COMO Calci, pugni, schiaffoni, urla e insulti in un crescendo culminato nell’immancabile «lei non sa chi sono io». Pomeriggio difficilissimo, quello dell’ultima e quasi deserta domenica di luglio, negli uffici della questura di Como, in viale Roosevelt: gli agenti delle volanti lariane hanno sudato le cosiddette “sette camicie” per riuscire a tranquillizzare un cinquantenne di Varese, Giovanni Orlando, che in stato di alterazione più che evidente ha distrutto tutto quello che poteva distruggere, ivi compresi un paio di «Ficus Benjamin» presenti all’interno degli uffici.
Ieri mattina il suo arresto è stato convalidato dal giudice, che ha anche rinviato il processo accogliendo una richiesta di rinvio del suo difensore, l’avvocato Marcello Iantorno.

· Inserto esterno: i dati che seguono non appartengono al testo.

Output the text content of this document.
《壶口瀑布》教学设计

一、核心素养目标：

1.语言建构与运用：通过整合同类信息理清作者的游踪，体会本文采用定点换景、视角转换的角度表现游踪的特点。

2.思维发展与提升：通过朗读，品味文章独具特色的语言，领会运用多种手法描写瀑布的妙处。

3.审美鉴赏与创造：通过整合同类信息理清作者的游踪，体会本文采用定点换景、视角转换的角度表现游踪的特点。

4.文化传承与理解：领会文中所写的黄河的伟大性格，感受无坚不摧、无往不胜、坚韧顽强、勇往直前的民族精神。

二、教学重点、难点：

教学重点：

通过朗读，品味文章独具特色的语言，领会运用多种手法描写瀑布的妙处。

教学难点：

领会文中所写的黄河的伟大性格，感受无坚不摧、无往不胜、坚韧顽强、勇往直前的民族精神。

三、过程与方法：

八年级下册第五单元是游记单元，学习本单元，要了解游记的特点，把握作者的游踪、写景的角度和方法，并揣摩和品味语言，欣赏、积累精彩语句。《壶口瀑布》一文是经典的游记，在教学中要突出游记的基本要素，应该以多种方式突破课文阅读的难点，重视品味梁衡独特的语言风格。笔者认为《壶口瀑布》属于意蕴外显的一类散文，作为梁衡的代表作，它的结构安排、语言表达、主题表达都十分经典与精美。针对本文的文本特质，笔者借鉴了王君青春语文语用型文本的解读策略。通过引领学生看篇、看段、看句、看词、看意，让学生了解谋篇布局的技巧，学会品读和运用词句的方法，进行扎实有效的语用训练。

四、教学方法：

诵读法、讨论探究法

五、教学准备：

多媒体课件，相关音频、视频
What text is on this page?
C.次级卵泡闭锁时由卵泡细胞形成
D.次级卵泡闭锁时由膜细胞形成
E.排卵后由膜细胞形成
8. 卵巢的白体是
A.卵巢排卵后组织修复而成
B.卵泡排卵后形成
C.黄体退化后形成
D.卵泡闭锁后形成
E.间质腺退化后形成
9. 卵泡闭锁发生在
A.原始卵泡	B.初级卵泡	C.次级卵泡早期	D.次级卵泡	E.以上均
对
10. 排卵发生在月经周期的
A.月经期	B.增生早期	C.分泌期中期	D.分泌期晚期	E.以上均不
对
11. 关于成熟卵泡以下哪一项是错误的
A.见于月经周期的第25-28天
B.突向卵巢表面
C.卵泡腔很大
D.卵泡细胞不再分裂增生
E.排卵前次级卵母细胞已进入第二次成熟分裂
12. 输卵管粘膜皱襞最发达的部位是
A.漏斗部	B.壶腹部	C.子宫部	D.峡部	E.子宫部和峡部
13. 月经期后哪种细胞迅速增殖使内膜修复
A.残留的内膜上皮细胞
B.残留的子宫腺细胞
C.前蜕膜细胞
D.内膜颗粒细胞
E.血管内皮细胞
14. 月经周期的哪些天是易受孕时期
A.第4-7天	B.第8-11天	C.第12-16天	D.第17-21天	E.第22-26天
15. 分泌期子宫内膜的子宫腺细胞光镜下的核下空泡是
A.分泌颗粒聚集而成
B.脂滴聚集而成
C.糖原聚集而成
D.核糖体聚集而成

In attesa di essere giudicato, Orlando resterà nel carcere comasco, “vittima” di un provvedimento (la custodia cautelare) che è probabilmente motivata da una certa propensione a cacciarsi in guai sempre analoghi. Resistenza, lesioni e violenza sono i reati di cui dovrà rispondere, descritti in una denuncia che riassume nei dettagli il pomeriggio di follia.
Orlando – che inveendo contro i poliziotti ha sostenenuto di essere un ufficiale dell’Arma dei carabinieri e che per questo, guai se loro, ovvero gli agenti, si fossero azzardati a toccarlo – è stato intercettato attorno alle 17 di fronte alla Erg di via Varesina, sempre nel capoluogo lariano, mentre sulla sua jeep zigzagava pericolosamente nel traffico. La volante, che procedeva verso Montano Lucino, ha inverito la marcia bruscamente e lo ha acchiappato poche centinaia di metri più in là, verso il cinema Gloria. Apriti cielo.
Dopo avere annunciato la sua appartenenza all’Arma e dopo avere aggredito gli agenti, è stato portato in questura, luogo che gli ha evidentemente ispirato altre trovate: ha spaccato arredi, sedie, piante (i ficus, appunto), ha urlato, insultato, picchiato, sporcato fino a costringere i poliziotti a chiedere un intervento del 118. La notte l’ha trascorsa nell’ospedale Sant’Anna, piantonato e sedato, prima di raggiungere, ieri mattina, il tribunale per il processo.
E qui, come detto, il suo arresto è stato convalidato dal giudice, che ha anche accolto il rinvio su richiesta dell’avvocato difensore Marcello Iantorno.